Esses recursos, dos chamados “programas de responsabilidade socioambiental” de Itaipu, são a mina dos olhos de políticos dos dois lados da fronteira e vêm sendo ampliados na última década. Dobraram de US$ 220 milhões para cada lado, no ano passado, para US$ 400 milhões neste ano -o que, na prática, impede uma queda maior na tarifa de energia aos consumidores após o fim da dívida.

Isso também pode estar em jogo com as eleições paraguaias. “Somos muito críticos a essa política. Acreditamos que Itaipu é uma empresa para gerar energia, e não deve ser outra coisa”, afirmou o candidato Efraín Alegre em entrevista à Folha, defendendo a transferência dos recursos ao Estado para evitar corrupção.

Ele é o único que tem propostas mais demarcadas sobre a política energética. É o item 1 de seu programa de governo, que cita “seis exigências” na negociação: preço de mercado, cogestão e paridade de benefícios, transparência, conclusão das obras, discussão sobre o impacto causado pela “dívida espúria” e aos povos indígenas.

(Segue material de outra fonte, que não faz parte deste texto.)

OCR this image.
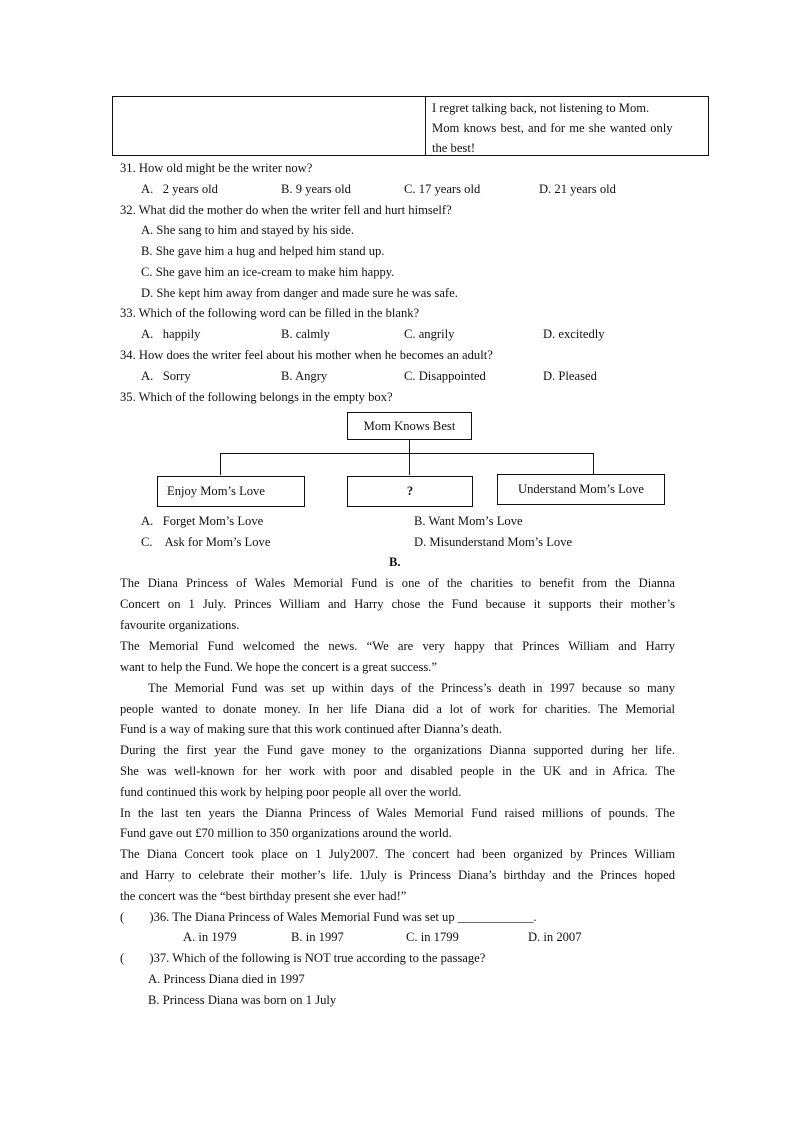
I regret talking back, not listening to Mom.
Mom knows best, and for me she wanted only
the best!
31. How old might be the writer now?
A.   2 years old	B. 9 years old	C. 17 years old	D. 21 years old
32. What did the mother do when the writer fell and hurt himself?
A. She sang to him and stayed by his side.
B. She gave him a hug and helped him stand up.
C. She gave him an ice-cream to make him happy.
D. She kept him away from danger and made sure he was safe.
33. Which of the following word can be filled in the blank?
A.   happily	B. calmly	C. angrily	D. excitedly
34. How does the writer feel about his mother when he becomes an adult?
A.   Sorry	B. Angry	C. Disappointed	D. Pleased
35. Which of the following belongs in the empty box?
Mom Knows Best
Enjoy Mom’s Love	?	Understand Mom’s Love
A.   Forget Mom’s Love	B. Want Mom’s Love
C.    Ask for Mom’s Love	D. Misunderstand Mom’s Love
B.
The Diana Princess of Wales Memorial Fund is one of the charities to benefit from the Dianna
Concert on 1 July. Princes William and Harry chose the Fund because it supports their mother’s
favourite organizations.
The Memorial Fund welcomed the news. “We are very happy that Princes William and Harry
want to help the Fund. We hope the concert is a great success.”
The Memorial Fund was set up within days of the Princess’s death in 1997 because so many
people wanted to donate money. In her life Diana did a lot of work for charities. The Memorial
Fund is a way of making sure that this work continued after Dianna’s death.
During the first year the Fund gave money to the organizations Dianna supported during her life.
She was well-known for her work with poor and disabled people in the UK and in Africa. The
fund continued this work by helping poor people all over the world.
In the last ten years the Dianna Princess of Wales Memorial Fund raised millions of pounds. The
Fund gave out £70 million to 350 organizations around the world.
The Diana Concert took place on 1 July2007. The concert had been organized by Princes William
and Harry to celebrate their mother’s life. 1July is Princess Diana’s birthday and the Princes hoped
the concert was the “best birthday present she ever had!”
(        )36. The Diana Princess of Wales Memorial Fund was set up ____________.
A. in 1979	B. in 1997	C. in 1799	D. in 2007
(        )37. Which of the following is NOT true according to the passage?
A. Princess Diana died in 1997
B. Princess Diana was born on 1 July
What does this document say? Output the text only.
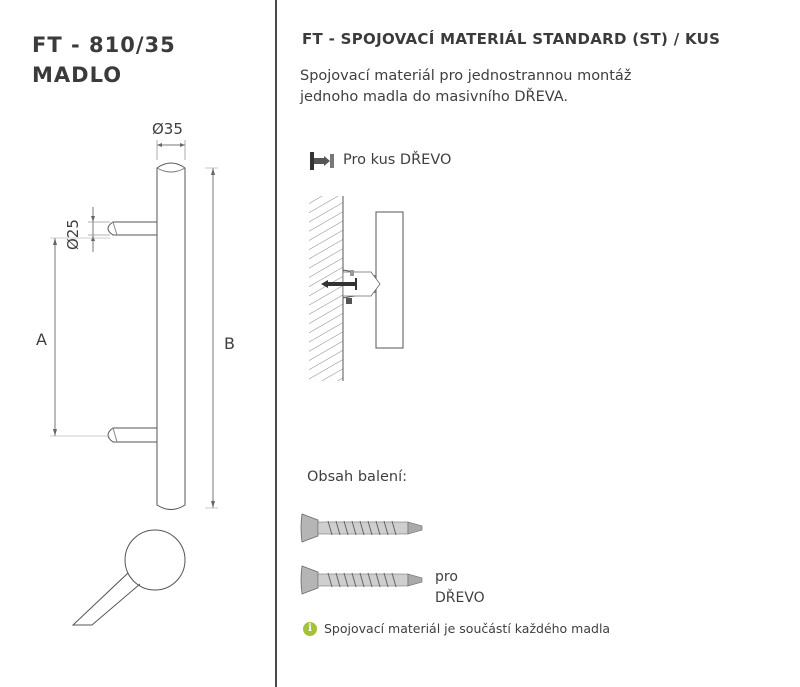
FT - 810/35
MADLO
Ø35
Ø25
A	B
FT - SPOJOVACÍ MATERIÁL STANDARD (ST) / KUS
Spojovací materiál pro jednostrannou montáž
jednoho madla do masivního DŘEVA.
Pro kus DŘEVO
Obsah balení:
pro
DŘEVO
i Spojovací materiál je součástí každého madla
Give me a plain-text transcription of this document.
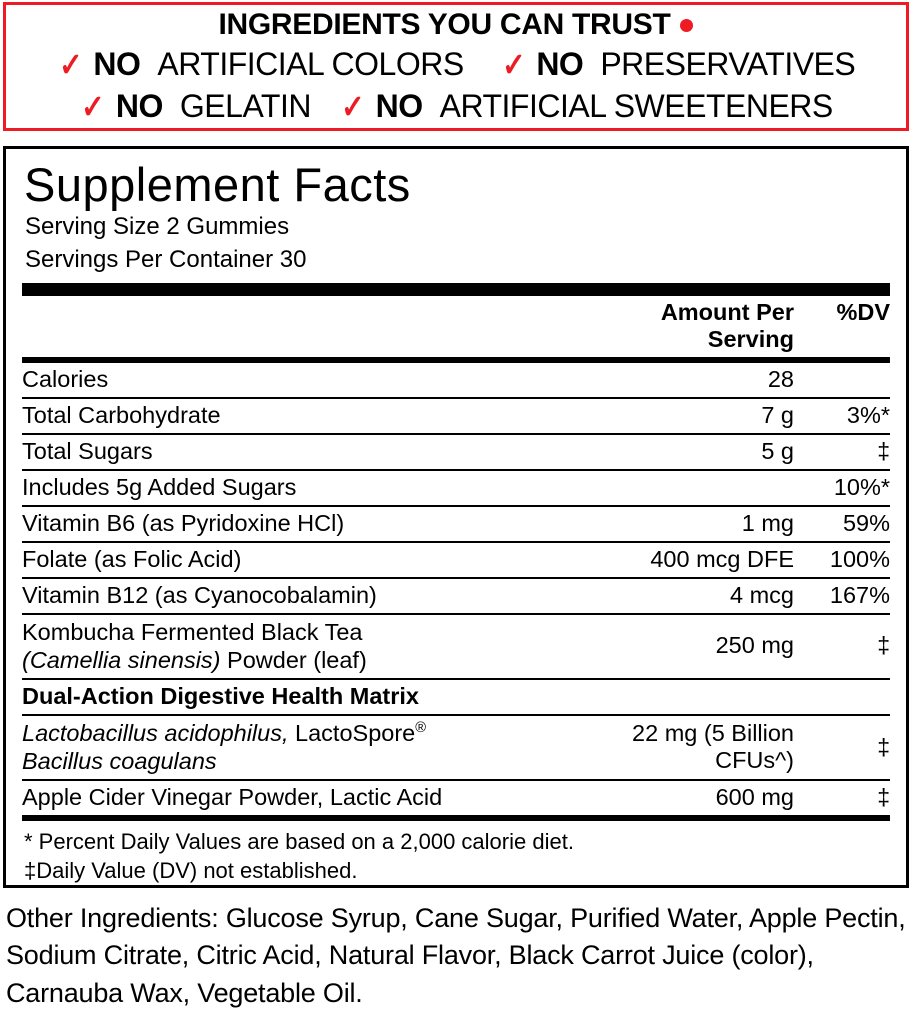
INGREDIENTS YOU CAN TRUST
✓ NO ARTIFICIAL COLORS ✓ NO PRESERVATIVES
✓ NO GELATIN ✓ NO ARTIFICIAL SWEETENERS
Supplement Facts
Serving Size 2 Gummies
Servings Per Container 30
	Amount Per Serving	%DV
Calories	28	
Total Carbohydrate	7 g	3%*
Total Sugars	5 g	‡
Includes 5g Added Sugars		10%*
Vitamin B6 (as Pyridoxine HCl)	1 mg	59%
Folate (as Folic Acid)	400 mcg DFE	100%
Vitamin B12 (as Cyanocobalamin)	4 mcg	167%
Kombucha Fermented Black Tea
(Camellia sinensis) Powder (leaf)	250 mg	‡
Dual-Action Digestive Health Matrix		
Lactobacillus acidophilus, LactoSpore®
Bacillus coagulans	22 mg (5 Billion CFUs^)	‡
Apple Cider Vinegar Powder, Lactic Acid	600 mg	‡
* Percent Daily Values are based on a 2,000 calorie diet.
‡Daily Value (DV) not established.
Other Ingredients: Glucose Syrup, Cane Sugar, Purified Water, Apple Pectin, Sodium Citrate, Citric Acid, Natural Flavor, Black Carrot Juice (color), Carnauba Wax, Vegetable Oil.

Sua ideia é atrair investimentos e usar essa energia para gerar empregos e desenvolver o país, para que em alguns anos não sobrem excedentes a serem negociados.
Santiago Peña, por sua vez, tem se mantido mais longe do tema. Não citou as negociações, por exemplo, ao discursar aos funcionários da Itaipu Binacional no início do mês, dizendo apenas que “os que chegam aos cargos públicos chegam graças ao partido Colorado”.

Foi a legenda que assinou o tratado com o Brasil 50 anos atrás, durante a ditadura de Alfredo Stroessner (1954-1989), e também que tratou do acordo com Bolsonaro. O jornal pediu entrevista ao candidato e enviou perguntas, mas sua equipe disse que a agenda estava muito apertado nos últimos dias de campanha.

“Não dá para falar que o colorado é mais favorável ao Brasil, eles também conseguiram benefícios ao Paraguai em outras negociações, mas a oposição é mais enfática nessa questão”, diz Victorio Oxilia, professor da Universidade Nacional de Assunção.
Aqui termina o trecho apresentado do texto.